The first type is more common and accounts for 85% of the cases.

===Differential diagnosis===
In the clinical setting, the principal difficulties in differential diagnosis arise as a consequence of the very early age at which patients with this condition first present. The clinician must be persistent in examining abduction and adduction, and in looking for any associated palpebral fissure changes or head postures, when attempting to determine whether what often presents as a common childhood squint (note-"squint" is a British term for two eyes not looking in the same direction) is in fact Duane syndrome.
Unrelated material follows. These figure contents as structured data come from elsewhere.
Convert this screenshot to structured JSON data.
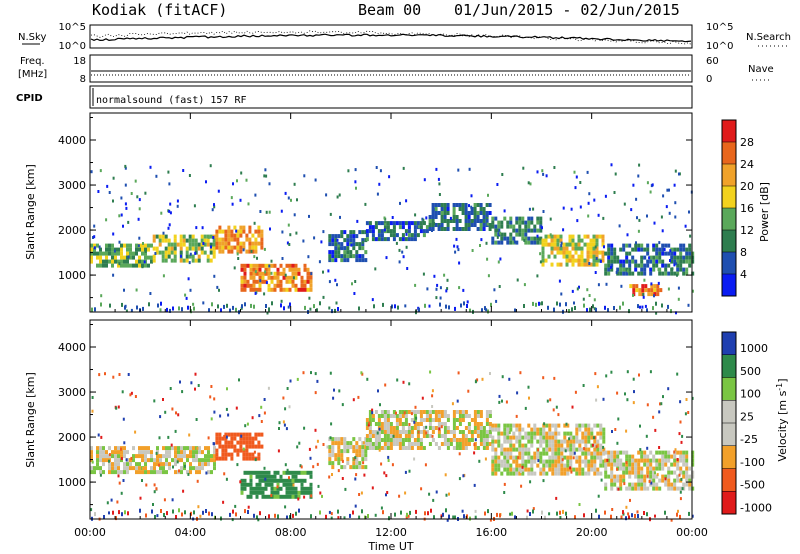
{
  "header": {
    "station": "Kodiak (fitACF)",
    "beam": "Beam 00",
    "date_range": "01/Jun/2015 - 02/Jun/2015"
  },
  "nsky_panel": {
    "left_label": "N.Sky",
    "right_label": "N.Search",
    "left_ticks": [
      "10^5",
      "10^0"
    ],
    "right_ticks": [
      "10^5",
      "10^0"
    ]
  },
  "freq_panel": {
    "left_label_1": "Freq.",
    "left_label_2": "[MHz]",
    "right_label": "Nave",
    "left_ticks": [
      "18",
      "8"
    ],
    "right_ticks": [
      "60",
      "0"
    ]
  },
  "cpid_panel": {
    "label": "CPID",
    "program": "normalsound (fast) 157 RF"
  },
  "colors": {
    "power_scale": [
      "#0a1cf2",
      "#1f4fb0",
      "#2e7d4f",
      "#5aa85a",
      "#f2d21e",
      "#f0a22a",
      "#e8661c",
      "#e01b1b"
    ],
    "velocity_scale": [
      "#e01b1b",
      "#f05a1e",
      "#f2a02a",
      "#c8c8c0",
      "#c8c8c0",
      "#7ac543",
      "#2e8a4a",
      "#1f3fb0"
    ]
  },
  "chart_data": [
    {
      "type": "heatmap",
      "name": "power",
      "ylabel": "Slant Range [km]",
      "ylim": [
        180,
        4600
      ],
      "yticks": [
        "1000",
        "2000",
        "3000",
        "4000"
      ],
      "xlim": [
        0,
        24
      ],
      "colorbar": {
        "label": "Power [dB]",
        "ticks": [
          "4",
          "8",
          "12",
          "16",
          "20",
          "24",
          "28"
        ],
        "range": [
          0,
          32
        ]
      },
      "features": [
        {
          "t0": 0,
          "t1": 2.5,
          "r0": 1250,
          "r1": 1700,
          "value": 14
        },
        {
          "t0": 2.5,
          "t1": 5.0,
          "r0": 1350,
          "r1": 1900,
          "value": 16
        },
        {
          "t0": 5.0,
          "t1": 6.8,
          "r0": 1500,
          "r1": 2100,
          "value": 22
        },
        {
          "t0": 6.0,
          "t1": 8.8,
          "r0": 650,
          "r1": 1250,
          "value": 24
        },
        {
          "t0": 9.5,
          "t1": 11.0,
          "r0": 1300,
          "r1": 2000,
          "value": 8
        },
        {
          "t0": 11.0,
          "t1": 13.5,
          "r0": 1800,
          "r1": 2200,
          "value": 8
        },
        {
          "t0": 13.5,
          "t1": 16.0,
          "r0": 2000,
          "r1": 2600,
          "value": 8
        },
        {
          "t0": 16.0,
          "t1": 18.0,
          "r0": 1700,
          "r1": 2300,
          "value": 10
        },
        {
          "t0": 18.0,
          "t1": 20.5,
          "r0": 1200,
          "r1": 1900,
          "value": 18
        },
        {
          "t0": 20.5,
          "t1": 24.0,
          "r0": 1000,
          "r1": 1700,
          "value": 8
        },
        {
          "t0": 21.5,
          "t1": 22.8,
          "r0": 550,
          "r1": 800,
          "value": 24
        }
      ]
    },
    {
      "type": "heatmap",
      "name": "velocity",
      "ylabel": "Slant Range [km]",
      "ylim": [
        180,
        4600
      ],
      "yticks": [
        "1000",
        "2000",
        "3000",
        "4000"
      ],
      "xlim": [
        0,
        24
      ],
      "xlabel": "Time UT",
      "xticks": [
        "00:00",
        "04:00",
        "08:00",
        "12:00",
        "16:00",
        "20:00",
        "00:00"
      ],
      "colorbar": {
        "label": "Velocity [m s^-1]",
        "ticks": [
          "1000",
          "500",
          "100",
          "25",
          "-25",
          "-100",
          "-500",
          "-1000"
        ]
      },
      "features": [
        {
          "t0": 0,
          "t1": 5.0,
          "r0": 1250,
          "r1": 1800,
          "value": 0
        },
        {
          "t0": 5.0,
          "t1": 6.8,
          "r0": 1500,
          "r1": 2100,
          "value": -200
        },
        {
          "t0": 6.0,
          "t1": 8.8,
          "r0": 650,
          "r1": 1250,
          "value": 150
        },
        {
          "t0": 9.5,
          "t1": 11.0,
          "r0": 1300,
          "r1": 2000,
          "value": 0
        },
        {
          "t0": 11.0,
          "t1": 16.0,
          "r0": 1800,
          "r1": 2600,
          "value": 0
        },
        {
          "t0": 16.0,
          "t1": 20.5,
          "r0": 1200,
          "r1": 2300,
          "value": 0
        },
        {
          "t0": 20.5,
          "t1": 24.0,
          "r0": 900,
          "r1": 1700,
          "value": 0
        }
      ]
    }
  ]
}
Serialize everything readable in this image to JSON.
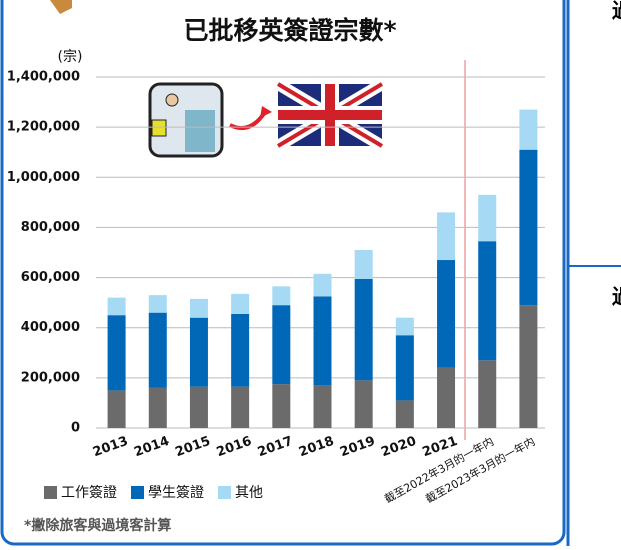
{
  "chart_data": {
    "type": "stacked_bar",
    "title": "已批移英簽證宗數*",
    "y_label": "(宗)",
    "footnote": "*撇除旅客與過境客計算",
    "categories": [
      "2013",
      "2014",
      "2015",
      "2016",
      "2017",
      "2018",
      "2019",
      "2020",
      "2021",
      "截至2022年3月的一年内",
      "截至2023年3月的一年内"
    ],
    "series": [
      {
        "name": "工作簽證",
        "color": "#6b6b6b",
        "values": [
          150000,
          160000,
          165000,
          165000,
          175000,
          170000,
          190000,
          110000,
          240000,
          270000,
          490000
        ]
      },
      {
        "name": "學生簽證",
        "color": "#0068b7",
        "values": [
          300000,
          300000,
          275000,
          290000,
          315000,
          355000,
          405000,
          260000,
          430000,
          475000,
          620000
        ]
      },
      {
        "name": "其他",
        "color": "#a6d9f3",
        "values": [
          70000,
          70000,
          75000,
          80000,
          75000,
          90000,
          115000,
          70000,
          190000,
          185000,
          160000
        ]
      }
    ],
    "ylim": [
      0,
      1400000
    ],
    "yticks": [
      0,
      {
        "value": 200000,
        "label": "200,000"
      },
      {
        "value": 400000,
        "label": "400,000"
      },
      {
        "value": 600000,
        "label": "600,000"
      },
      {
        "value": 800000,
        "label": "800,000"
      },
      {
        "value": 1000000,
        "label": "1,000,000"
      },
      {
        "value": 1200000,
        "label": "1,200,000"
      },
      {
        "value": 1400000,
        "label": "1,400,000"
      }
    ],
    "grid": true
  },
  "side_labels": [
    "過",
    "過"
  ]
}
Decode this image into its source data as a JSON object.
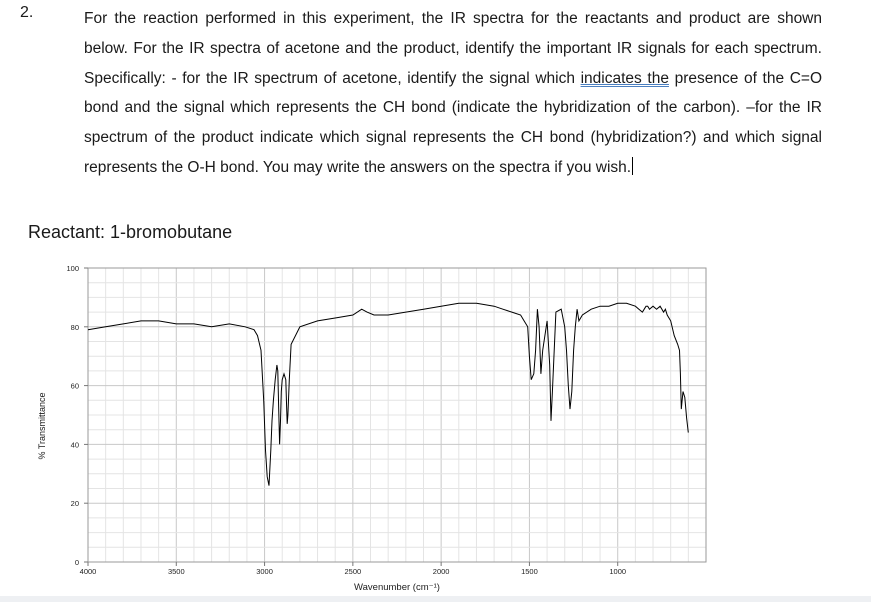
{
  "question": {
    "number": "2.",
    "text_pre": "For the reaction performed in this experiment, the IR spectra for the reactants and product are shown below. For the IR spectra of acetone and the product, identify the important IR signals for each spectrum. Specifically: - for the IR spectrum of acetone, identify the signal which ",
    "text_underlined": "indicates the",
    "text_post": " presence of the C=O bond and the signal which represents the CH bond (indicate the hybridization of the carbon). –for the IR spectrum of the product indicate which signal represents the CH bond (hybridization?) and which signal represents the O-H bond.  You may write the answers on the spectra if you wish."
  },
  "section_title": "Reactant: 1-bromobutane",
  "chart_data": {
    "type": "line",
    "title": "",
    "xlabel": "Wavenumber (cm⁻¹)",
    "ylabel": "% Transmittance",
    "xlim": [
      4000,
      500
    ],
    "ylim": [
      0,
      100
    ],
    "x_ticks": [
      4000,
      3500,
      3000,
      2500,
      2000,
      1500,
      1000
    ],
    "x_tick_labels": [
      "4000",
      "3500",
      "3000",
      "2500",
      "2000",
      "1500",
      "1000"
    ],
    "y_ticks": [
      0,
      20,
      40,
      60,
      80,
      100
    ],
    "y_tick_labels": [
      "0",
      "20",
      "40",
      "60",
      "80",
      "100"
    ],
    "grid": true,
    "series": [
      {
        "line_color": "#000000",
        "x": [
          4000,
          3900,
          3800,
          3700,
          3600,
          3500,
          3400,
          3300,
          3200,
          3110,
          3060,
          3040,
          3020,
          3005,
          2995,
          2985,
          2975,
          2965,
          2958,
          2950,
          2940,
          2930,
          2925,
          2920,
          2915,
          2910,
          2905,
          2900,
          2890,
          2880,
          2875,
          2872,
          2868,
          2860,
          2850,
          2800,
          2700,
          2600,
          2500,
          2450,
          2420,
          2380,
          2300,
          2200,
          2100,
          2000,
          1900,
          1800,
          1700,
          1650,
          1600,
          1550,
          1530,
          1510,
          1500,
          1490,
          1475,
          1465,
          1455,
          1445,
          1435,
          1425,
          1400,
          1385,
          1378,
          1370,
          1350,
          1320,
          1300,
          1290,
          1280,
          1270,
          1260,
          1250,
          1240,
          1230,
          1220,
          1200,
          1150,
          1100,
          1050,
          1000,
          950,
          900,
          880,
          860,
          850,
          840,
          830,
          820,
          800,
          780,
          760,
          740,
          730,
          720,
          700,
          680,
          660,
          650,
          645,
          640,
          630,
          620,
          610,
          600
        ],
        "y": [
          79,
          80,
          81,
          82,
          82,
          81,
          81,
          80,
          81,
          80,
          79,
          77,
          72,
          55,
          38,
          29,
          26,
          38,
          48,
          55,
          62,
          67,
          65,
          52,
          40,
          48,
          58,
          62,
          64,
          62,
          53,
          47,
          50,
          62,
          74,
          80,
          82,
          83,
          84,
          86,
          85,
          84,
          84,
          85,
          86,
          87,
          88,
          88,
          87,
          86,
          85,
          84,
          82,
          80,
          70,
          62,
          64,
          72,
          86,
          80,
          64,
          72,
          82,
          67,
          48,
          58,
          85,
          86,
          80,
          72,
          60,
          52,
          58,
          72,
          80,
          86,
          82,
          84,
          86,
          87,
          87,
          88,
          88,
          87,
          86,
          85,
          86,
          87,
          87,
          86,
          87,
          86,
          87,
          85,
          86,
          84,
          82,
          77,
          74,
          72,
          64,
          52,
          58,
          56,
          49,
          44
        ]
      }
    ]
  }
}
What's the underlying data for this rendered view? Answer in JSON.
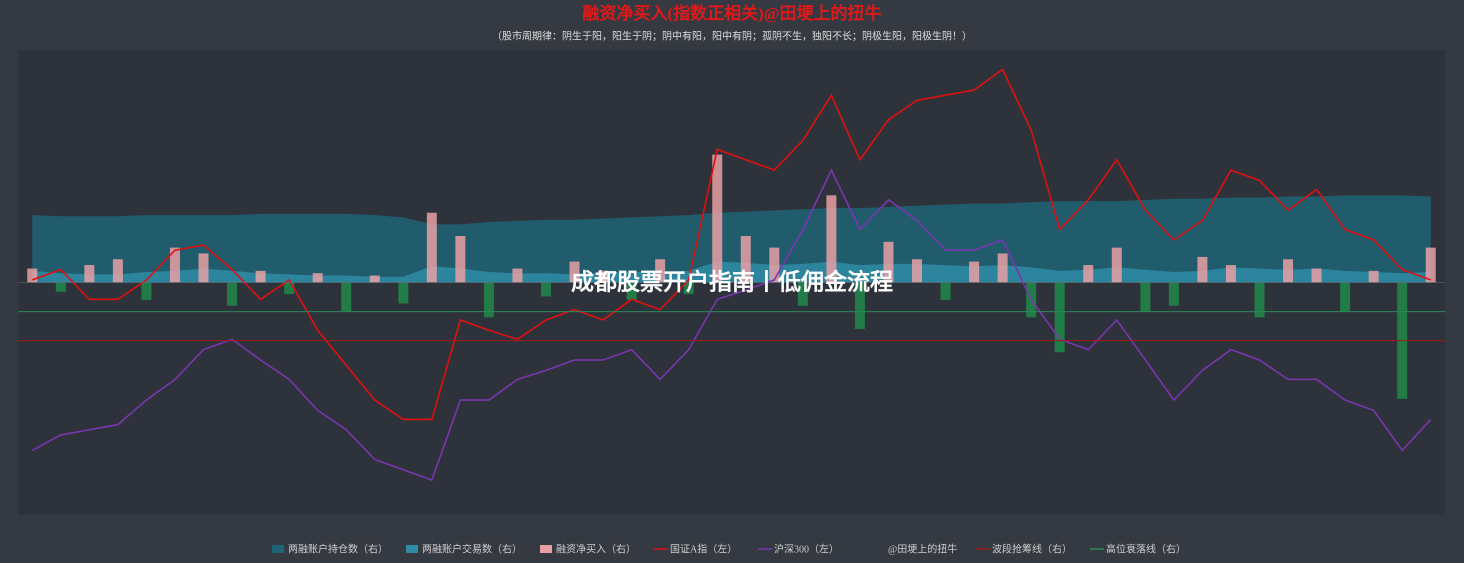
{
  "chart_data": {
    "type": "combo",
    "title": "融资净买入(指数正相关)@田埂上的扭牛",
    "subtitle": "（股市周期律：阴生于阳，阳生于阴；阴中有阳，阳中有阴；孤阴不生，独阳不长；阴极生阳，阳极生阴！）",
    "overlay": "成都股票开户指南丨低佣金流程",
    "ylim": [
      2400,
      6000
    ],
    "y2lim": [
      -200,
      200
    ],
    "series": [
      {
        "name": "两融账户持仓数（右）",
        "kind": "area",
        "axis": "y2",
        "color": "#1e6477",
        "values": [
          58,
          57,
          57,
          57,
          58,
          58,
          58,
          58,
          59,
          59,
          59,
          59,
          58,
          56,
          50,
          50,
          52,
          53,
          54,
          54,
          55,
          56,
          57,
          58,
          60,
          61,
          62,
          63,
          64,
          64,
          65,
          66,
          67,
          68,
          68,
          69,
          70,
          70,
          70,
          71,
          72,
          72,
          73,
          73,
          74,
          74,
          75,
          75,
          75,
          74
        ]
      },
      {
        "name": "两融账户交易数（右）",
        "kind": "area",
        "axis": "y2",
        "color": "#2f8ba6",
        "values": [
          10,
          8,
          7,
          7,
          9,
          10,
          12,
          10,
          8,
          7,
          6,
          6,
          5,
          5,
          14,
          12,
          9,
          8,
          8,
          7,
          8,
          9,
          9,
          10,
          18,
          17,
          15,
          16,
          18,
          15,
          16,
          16,
          15,
          14,
          15,
          13,
          10,
          11,
          13,
          11,
          9,
          10,
          13,
          12,
          11,
          12,
          10,
          9,
          8,
          9
        ]
      },
      {
        "name": "融资净买入（右）",
        "kind": "bar",
        "axis": "y2",
        "color": "#e8a0a4",
        "negative_color": "#1f8a4a",
        "values": [
          12,
          -8,
          15,
          20,
          -15,
          30,
          25,
          -20,
          10,
          -10,
          8,
          -25,
          6,
          -18,
          60,
          40,
          -30,
          12,
          -12,
          18,
          10,
          -15,
          20,
          -10,
          110,
          40,
          30,
          -20,
          75,
          -40,
          35,
          20,
          -15,
          18,
          25,
          -30,
          -60,
          15,
          30,
          -25,
          -20,
          22,
          15,
          -30,
          20,
          12,
          -25,
          10,
          -100,
          30
        ]
      },
      {
        "name": "国证A指（左）",
        "kind": "line",
        "axis": "y",
        "color": "#e01010",
        "values": [
          4220,
          4300,
          4070,
          4070,
          4220,
          4450,
          4490,
          4300,
          4070,
          4220,
          3830,
          3560,
          3290,
          3140,
          3140,
          3910,
          3830,
          3760,
          3910,
          3990,
          3910,
          4070,
          3990,
          4220,
          5230,
          5150,
          5070,
          5300,
          5650,
          5150,
          5460,
          5610,
          5650,
          5690,
          5850,
          5380,
          4610,
          4840,
          5150,
          4760,
          4530,
          4680,
          5070,
          4990,
          4760,
          4920,
          4610,
          4530,
          4300,
          4220
        ]
      },
      {
        "name": "沪深300（左）",
        "kind": "line",
        "axis": "y",
        "color": "#7a35b0",
        "values": [
          2900,
          3020,
          3060,
          3100,
          3290,
          3450,
          3680,
          3760,
          3600,
          3450,
          3210,
          3060,
          2830,
          2750,
          2670,
          3290,
          3290,
          3450,
          3520,
          3600,
          3600,
          3680,
          3450,
          3680,
          4070,
          4140,
          4220,
          4610,
          5070,
          4610,
          4840,
          4680,
          4450,
          4450,
          4530,
          4070,
          3760,
          3680,
          3910,
          3600,
          3290,
          3520,
          3680,
          3600,
          3450,
          3450,
          3290,
          3210,
          2900,
          3140
        ]
      },
      {
        "name": "@田埂上的扭牛",
        "kind": "none"
      },
      {
        "name": "波段抢筹线（右）",
        "kind": "hline",
        "axis": "y2",
        "color": "#a01818",
        "value": -50
      },
      {
        "name": "高位衰落线（右）",
        "kind": "hline",
        "axis": "y2",
        "color": "#2a8a5a",
        "value": -25
      }
    ]
  }
}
Fissure changes, and the other associated characteristics of Duane's such as up or down shoots and globe retraction, are also vital when deciding whether any abduction limitation is the result of Duane's and not a consequence of VI or abducens cranial nerve palsy.

Acquired Duane's syndrome is a rare event occurring after peripheral nerve palsy.

==Treatment==
The majority of patients remain symptom free and able to maintain binocularity with only a slight face turn. Amblyopia is uncommon and, where present, rarely dense. This can be treated with occlusion, and any refractive error can also be corrected.

Duane syndrome cannot be cured, as the "missing" cranial nerve cannot be replaced, and traditionally there has been no expectation that surgery will result in any increase in the range of eye movement. Surgical intervention, therefore, has only been recommended where the patient is unable to maintain binocularity, where they are experiencing symptoms, or where they are forced to adopt a cosmetically unsightly or uncomfortable head posture in order to maintain binocularity. The aims of surgery are to place the eye in a more central position and, thus, place the field of binocularity more centrally also, and to overcome or reduce the need for the adoption of an abnormal head posture. Occasionally, surgery is not needed during childhood, but becomes appropriate later in life, as head position changes (presumably due to progressive muscle contracture).

Surgical approaches include:
- Medial rectus recession in the involved eye or both eyes. By weakening the medial rectus muscles this procedure improves the crossed-eye appearance but does not improve outward eye movements (abductions).
- Morad et al. showed improved abduction after modest unilateral medial rectus recession and lateral rectus resection in a subgroup of patients with mild eye retraction and good adduction before surgery.
- Lateral transposition of the vertical muscles described by Rosenbaum has been shown to improve range of movement of the eye. The surgical procedure produces 40-65 degrees of binocular field. Orbital wall fixation of the lateral rectus muscle (muscle is disinserted and reattached to lateral orbital wall) is recommended an effective method to inactivate a lateral rectus muscle in cases of marked anomalous innervation and severe cocontraction.

==Epidemiology==
Most patients are diagnosed by the age of 10 years and Duane's is more common in girls (60 percent of the cases) than boys (40 percent of the cases). A French study reports that this syndrome accounts for 1.9% of the population of strabismic patients, 53.5% of patients are female, is unilateral in 78% of cases, and the left eye (71.9%) is affected more frequently than the right. Around 10–20% of cases are familial; these are more likely to be bilateral than non-familial Duane syndrome. Duane syndrome has no particular race predilection.